The Vintage Caravan – Arrival


spirit

En cette période où l’on se prépare à l’hiver, quoi de mieux que de se rafraichir les oreilles en s’écoutant le deuxième album du power-­trio islandais The Vintage Caravan ?! Trois ans après la sortie du prometteur album Voyage (2012) signé par le label Sena, ce très jeune et talentueux groupe qu’est The Vintage Caravan atteint enfin l’étape tant redoutée du difficile deuxième album. Signés cette fois-­ci par Nuclear Blast, et, rodés par d’innombrables dates à travers toute l’Europe en compagnie des plus grands (Truckfighters, Kadavar,…), les vingtenaires Óskar Logi (Chant-‐guitare), Guðjón Reynisson (Batterie) et Alex Örn (basse) ont tout à prouver avec ce second opus qu’est Arrival.

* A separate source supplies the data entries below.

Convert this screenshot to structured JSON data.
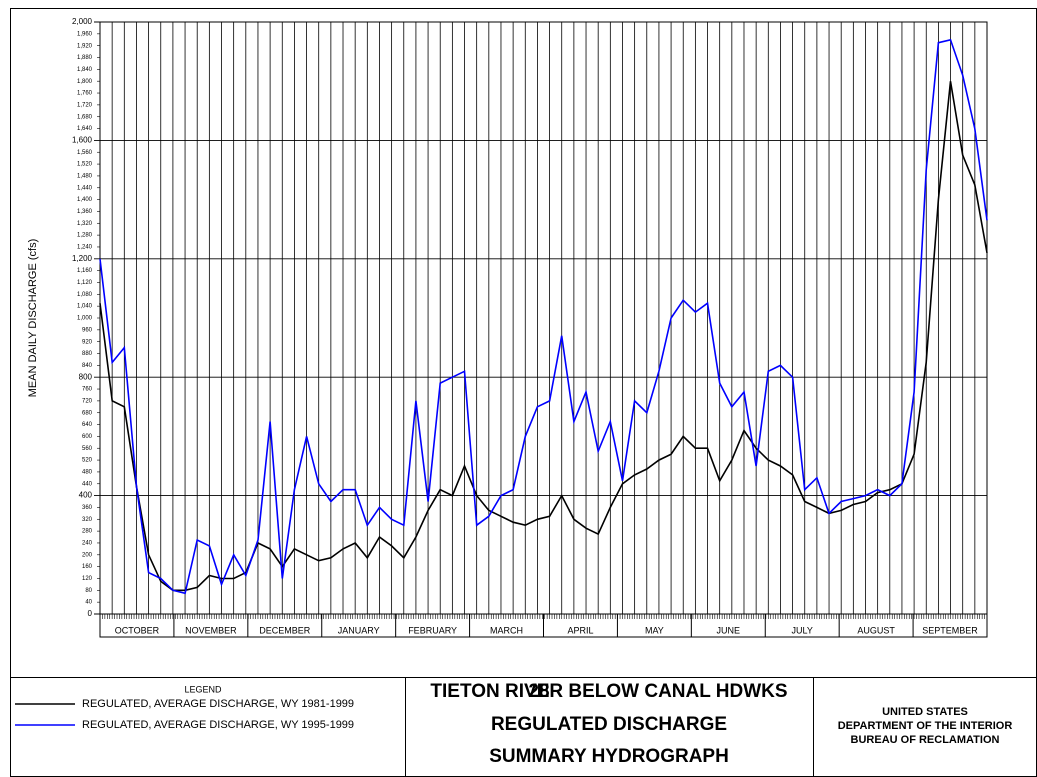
{
  "chart_data": {
    "type": "line",
    "title_lines": [
      "TIETON RIVER BELOW CANAL HDWKS",
      "REGULATED DISCHARGE",
      "SUMMARY HYDROGRAPH"
    ],
    "station_number": "28",
    "agency_lines": [
      "UNITED STATES",
      "DEPARTMENT OF THE INTERIOR",
      "BUREAU OF RECLAMATION"
    ],
    "legend_title": "LEGEND",
    "y_label": "MEAN DAILY DISCHARGE  (cfs)",
    "months": [
      "OCTOBER",
      "NOVEMBER",
      "DECEMBER",
      "JANUARY",
      "FEBRUARY",
      "MARCH",
      "APRIL",
      "MAY",
      "JUNE",
      "JULY",
      "AUGUST",
      "SEPTEMBER"
    ],
    "ylim": [
      0,
      2000
    ],
    "yticks": [
      0,
      40,
      80,
      120,
      160,
      200,
      240,
      280,
      320,
      360,
      400,
      440,
      480,
      520,
      560,
      600,
      640,
      680,
      720,
      760,
      800,
      840,
      880,
      920,
      960,
      {
        "value": 1000,
        "label": "1,000"
      },
      {
        "value": 1040,
        "label": "1,040"
      },
      {
        "value": 1080,
        "label": "1,080"
      },
      {
        "value": 1120,
        "label": "1,120"
      },
      {
        "value": 1160,
        "label": "1,160"
      },
      {
        "value": 1200,
        "label": "1,200"
      },
      {
        "value": 1240,
        "label": "1,240"
      },
      {
        "value": 1280,
        "label": "1,280"
      },
      {
        "value": 1320,
        "label": "1,320"
      },
      {
        "value": 1360,
        "label": "1,360"
      },
      {
        "value": 1400,
        "label": "1,400"
      },
      {
        "value": 1440,
        "label": "1,440"
      },
      {
        "value": 1480,
        "label": "1,480"
      },
      {
        "value": 1520,
        "label": "1,520"
      },
      {
        "value": 1560,
        "label": "1,560"
      },
      {
        "value": 1600,
        "label": "1,600"
      },
      {
        "value": 1640,
        "label": "1,640"
      },
      {
        "value": 1680,
        "label": "1,680"
      },
      {
        "value": 1720,
        "label": "1,720"
      },
      {
        "value": 1760,
        "label": "1,760"
      },
      {
        "value": 1800,
        "label": "1,800"
      },
      {
        "value": 1840,
        "label": "1,840"
      },
      {
        "value": 1880,
        "label": "1,880"
      },
      {
        "value": 1920,
        "label": "1,920"
      },
      {
        "value": 1960,
        "label": "1,960"
      },
      {
        "value": 2000,
        "label": "2,000"
      }
    ],
    "series": [
      {
        "name": "REGULATED, AVERAGE DISCHARGE, WY 1981-1999",
        "color": "#000000",
        "values": [
          1050,
          720,
          700,
          430,
          200,
          110,
          80,
          80,
          90,
          130,
          120,
          120,
          140,
          240,
          220,
          160,
          220,
          200,
          180,
          190,
          220,
          240,
          190,
          260,
          230,
          190,
          260,
          350,
          420,
          400,
          500,
          400,
          350,
          330,
          310,
          300,
          320,
          330,
          400,
          320,
          290,
          270,
          360,
          440,
          470,
          490,
          520,
          540,
          600,
          560,
          560,
          450,
          520,
          620,
          560,
          520,
          500,
          470,
          380,
          360,
          340,
          350,
          370,
          380,
          410,
          420,
          440,
          540,
          850,
          1400,
          1800,
          1550,
          1450,
          1220
        ]
      },
      {
        "name": "REGULATED, AVERAGE DISCHARGE, WY 1995-1999",
        "color": "#0000ff",
        "values": [
          1200,
          850,
          900,
          430,
          140,
          120,
          80,
          70,
          250,
          230,
          100,
          200,
          130,
          250,
          650,
          120,
          420,
          600,
          440,
          380,
          420,
          420,
          300,
          360,
          320,
          300,
          720,
          380,
          780,
          800,
          820,
          300,
          330,
          400,
          420,
          600,
          700,
          720,
          940,
          650,
          750,
          550,
          650,
          450,
          720,
          680,
          820,
          1000,
          1060,
          1020,
          1050,
          780,
          700,
          750,
          500,
          820,
          840,
          800,
          420,
          460,
          340,
          380,
          390,
          400,
          420,
          400,
          440,
          750,
          1500,
          1930,
          1940,
          1820,
          1640,
          1330
        ]
      }
    ]
  }
}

Le démarrage ne se fait pas attendre puisque The Vintage Caravan prend le risque d’ouvrir Arrival avec “Last Day of light”, un morceau très riche, peut-­être trop riche en influences musicales. Titre regorgeant de toute la culture musicale que les jeunes islandais ont pu s’accaparer, il n’en demeure pas moins qu’on s’y perd un peu entre univers 60’/70’ psychédélique et teneurs Heavy 80’, ne mettant pas forcément en valeur le power‐trio, malgré un final des plus remarquable.

Fort heureusement, la suite respire la grosse claque Stoner avec “Monolith” ou bien encore “Eclipsed” qui sont de véritables rouleaux compresseurs prouvant que The Vintage Caravan a nettement progressé en terme de son. Bien que “Babylon” convainc à demi‐mesure, la deuxième partie de l’album est la véritable pierre angulaire de Arrival avec un spectacle qui devient époustouflant. A travers “Shaken Beliefs”, “Crazy Horses” et “Sandwalker”, morceaux qui respirent les grosses influences à la Witchcraft, Horisont, Kadavar ou bien encore Yes, voire ZZ-­Top, on est face à trois compositions fortes de leur originalité et de leur fraicheur islandaise.

S’en suit une troisième et dernière partie d’album des plus planantes et psychédéliques. “Inneverse” prouve la maîtrise et une certaine maturité atteinte par ce jeune groupe devenu un peu plus grand. Enfin, “Carousel” et le très bon final “Winter Queen” confirment que The Vintage Caravan a atteint avec brio l’étape du deuxième album.

Arrival s’articule donc en trois étapes, avec une première, inégalement convaincante, prouvant que les jeunes islandais se cherchent encore un peu. Mais, conforté par un album qui monte en intensité et en qualité sonore, les deux dernières étapes renforcent un peu plus le fait que The Vintage Caravan a nettement progressé en terme de son, de technique, de groove tout en possédant une certaine originalité.